After the Panic of 1907, bankers and politicians alike sought a more stable banking system, though for different reasons. Despite J. P. Morgan's ability to harness backing from the Treasury Department when he needed it (and vice versa), he desired a more permanent solution to financial emergencies. The rest of the big bankers concurred. But they wanted such a mechanism to be established on their terms.

In Washington, Republicans and Democrats both concluded that excessive reliance on bankers to stabilize the financial system in times of turbulence was too high a risk to their own influence over the country, and possibly damaging to America's status in the world. The axiom that the group that controlled the money controlled the country remained true. But with the nation struggling economically, such a condition had political implications and had to be navigated accordingly.

William Howard Taft knew this when he campaigned on a vow to continue Teddy Roosevelt's reform policies, including the trust-busting activities Roosevelt had set in motion.
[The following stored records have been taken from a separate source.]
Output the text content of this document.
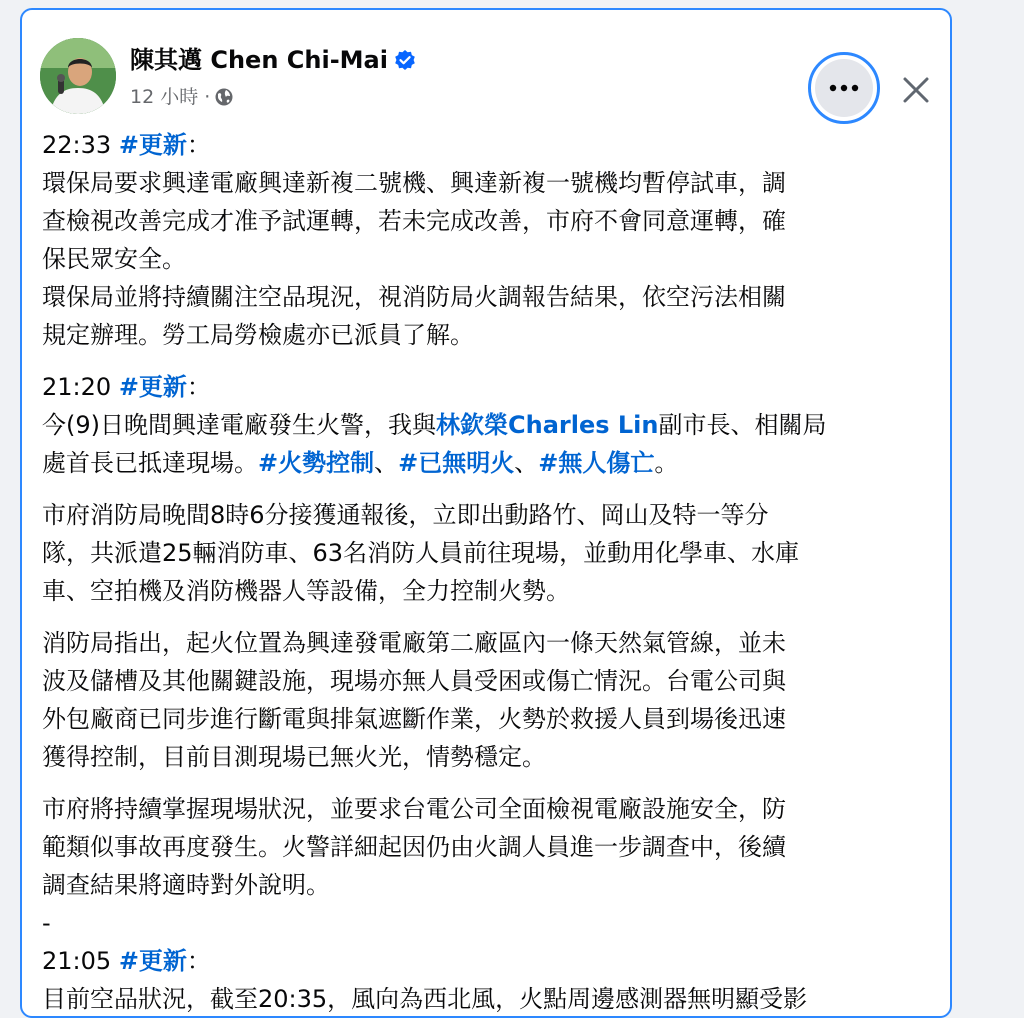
陳其邁 Chen Chi-Mai
12 小時 ·

22:33 #更新：
環保局要求興達電廠興達新複二號機、興達新複一號機均暫停試車，調
查檢視改善完成才准予試運轉，若未完成改善，市府不會同意運轉，確
保民眾安全。
環保局並將持續關注空品現況，視消防局火調報告結果，依空污法相關
規定辦理。勞工局勞檢處亦已派員了解。

21:20 #更新：
今(9)日晚間興達電廠發生火警，我與林欽榮Charles Lin副市長、相關局
處首長已抵達現場。#火勢控制、#已無明火、#無人傷亡。

市府消防局晚間8時6分接獲通報後，立即出動路竹、岡山及特一等分
隊，共派遣25輛消防車、63名消防人員前往現場，並動用化學車、水庫
車、空拍機及消防機器人等設備，全力控制火勢。

消防局指出，起火位置為興達發電廠第二廠區內一條天然氣管線，並未
波及儲槽及其他關鍵設施，現場亦無人員受困或傷亡情況。台電公司與
外包廠商已同步進行斷電與排氣遮斷作業，火勢於救援人員到場後迅速
獲得控制，目前目測現場已無火光，情勢穩定。

市府將持續掌握現場狀況，並要求台電公司全面檢視電廠設施安全，防
範類似事故再度發生。火警詳細起因仍由火調人員進一步調查中，後續
調查結果將適時對外說明。
-

21:05 #更新：
目前空品狀況，截至20:35，風向為西北風，火點周邊感測器無明顯受影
Though his own background was largely blue-blooded and warm toward the financiers, he knew the population blamed the bankers for their problems and that the Democrats would capitalize on those suspicions if he didn't balance his support for business interests with empathy for the public. The tactic worked. In the presidential election of 1908 Taft won handily over populist Democrat William Jennings Bryan, even as the country was experiencing a post-Panic recession.

Congress established the bipartisan National Monetary Commission to develop a banking reform proposal and study the problems underlying the panic and alternative foreign central banking systems, for analytical and competitive purposes. The commission had no populist bent; it was headed by Senator Nelson Aldrich and largely made up of men sympathetic to bankers and their lawyers.